Claims for non-delivery of Goods must be made within 10 days of the despatch date of the Goods.

Orders for goods placed through the company website

The content of the pages of the sites are for the Customer’s general information and use only and is subject to change without notice.

All Goods are offered by the Company subject to availability and the Company reserves the right to cancel any order placed by the Customer if the Company has insufficient stock to deliver the Goods the Customer has ordered.

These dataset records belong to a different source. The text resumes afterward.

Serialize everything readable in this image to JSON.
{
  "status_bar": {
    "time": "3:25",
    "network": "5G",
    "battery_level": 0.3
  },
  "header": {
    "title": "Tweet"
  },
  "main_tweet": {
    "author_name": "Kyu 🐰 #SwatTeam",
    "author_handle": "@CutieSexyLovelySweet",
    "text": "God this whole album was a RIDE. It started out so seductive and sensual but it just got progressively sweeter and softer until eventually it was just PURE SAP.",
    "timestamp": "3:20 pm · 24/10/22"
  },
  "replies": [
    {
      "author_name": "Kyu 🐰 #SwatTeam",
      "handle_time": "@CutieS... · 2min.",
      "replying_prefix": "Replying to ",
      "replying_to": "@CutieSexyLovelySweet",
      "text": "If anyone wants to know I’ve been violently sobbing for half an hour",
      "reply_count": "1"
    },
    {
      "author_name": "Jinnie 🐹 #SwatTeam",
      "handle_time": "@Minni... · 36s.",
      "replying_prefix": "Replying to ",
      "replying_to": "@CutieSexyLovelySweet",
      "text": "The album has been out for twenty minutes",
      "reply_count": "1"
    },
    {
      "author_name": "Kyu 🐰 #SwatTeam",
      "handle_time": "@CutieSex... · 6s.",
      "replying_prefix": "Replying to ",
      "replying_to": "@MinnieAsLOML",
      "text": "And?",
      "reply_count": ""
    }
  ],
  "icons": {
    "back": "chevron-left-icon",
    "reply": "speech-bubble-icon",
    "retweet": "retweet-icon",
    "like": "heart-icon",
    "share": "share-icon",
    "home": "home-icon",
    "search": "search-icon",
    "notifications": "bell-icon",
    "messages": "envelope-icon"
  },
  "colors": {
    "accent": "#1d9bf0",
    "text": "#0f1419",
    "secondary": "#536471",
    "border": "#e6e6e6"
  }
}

All orders are subject to acceptance by the Company, and the Company will confirm such acceptance to the Customer by sending the Customer an e-mail dispatch confirmation verifying that the Goods have been dispatched. The Contract between the Customer and the Company will only be formed when the Company sends the Customer the dispatch confirmation.

The Customer’s order will be fulfilled by the delivery date set out in the dispatch confirmation or, if no delivery date is specified, then within a reasonable time of the date of the dispatch confirmation.

The Company will deliver the Goods ordered by the Customer to the address the Customer gives the Company for delivery when the Customer places its order. It is the Customer’s responsibility to ensure that the delivery address is accurate and complete; the Customer must also ensure that there will be somebody to sign for and take delivery of the Goods upon delivery.

UK deliveries will be made using by a reputable courier company and will be charged at the rates set out at the time of purchase.

The Customer may be required to pay extra for delivery to certain destinations and it might not be possible for the Company to deliver to some locations.

If the Customer’s order is returned to the Company because the courier could not complete delivery to the Customer for any reason, the Customer will be responsible for the additional delivery charges if the Goods are re-delivered.

For small orders, the Company will be entitled to make a minimum order charge or to add a surcharge for delivery, details of which will be provided to the Customer at the time that the Company acknowledges the Customer’s order.

Prices are liable to change at any time, but changes will not affect orders in respect of which the Company has already sent the Customer a dispatch confirmation.


We will offer a full refund if an item is faulty, not as described, doesn’t do what it’s supposed to or if you have changed your mind about the goods that you have received. You have 30 days to get the goods sent back to us.

Our returns address is;

JWS Industrial and Welding Supplies Ltd
Unit 6 & 7 Saltash Business Park
Moorlands Trading Estate
Forge Lane, Saltash
Cornwall, PL12 6LX

We suggest a secure delivery method is used to return any goods, Unfortunately, we cannot be held responsible for anything lost or damaged in transit.

If the value of the Goods returned by the Customer is diminished by any amount as a result of the handling of those Goods by the Customer beyond what is necessary to establish the nature, characteristics and functioning of the Goods, the Company may recover that amount from the Customer up to the Contract price. The Company may recover that amount by deducting it from any refund due to the Customer or require the Customer to pay that amount direct to the Company.


By uploading, posting, or submitting a photo or video to JWS Industrial and Welding Supplies Ltd social media pages or by using an associated hashtag, customers agree to such material being used for promotional and marketing purposes.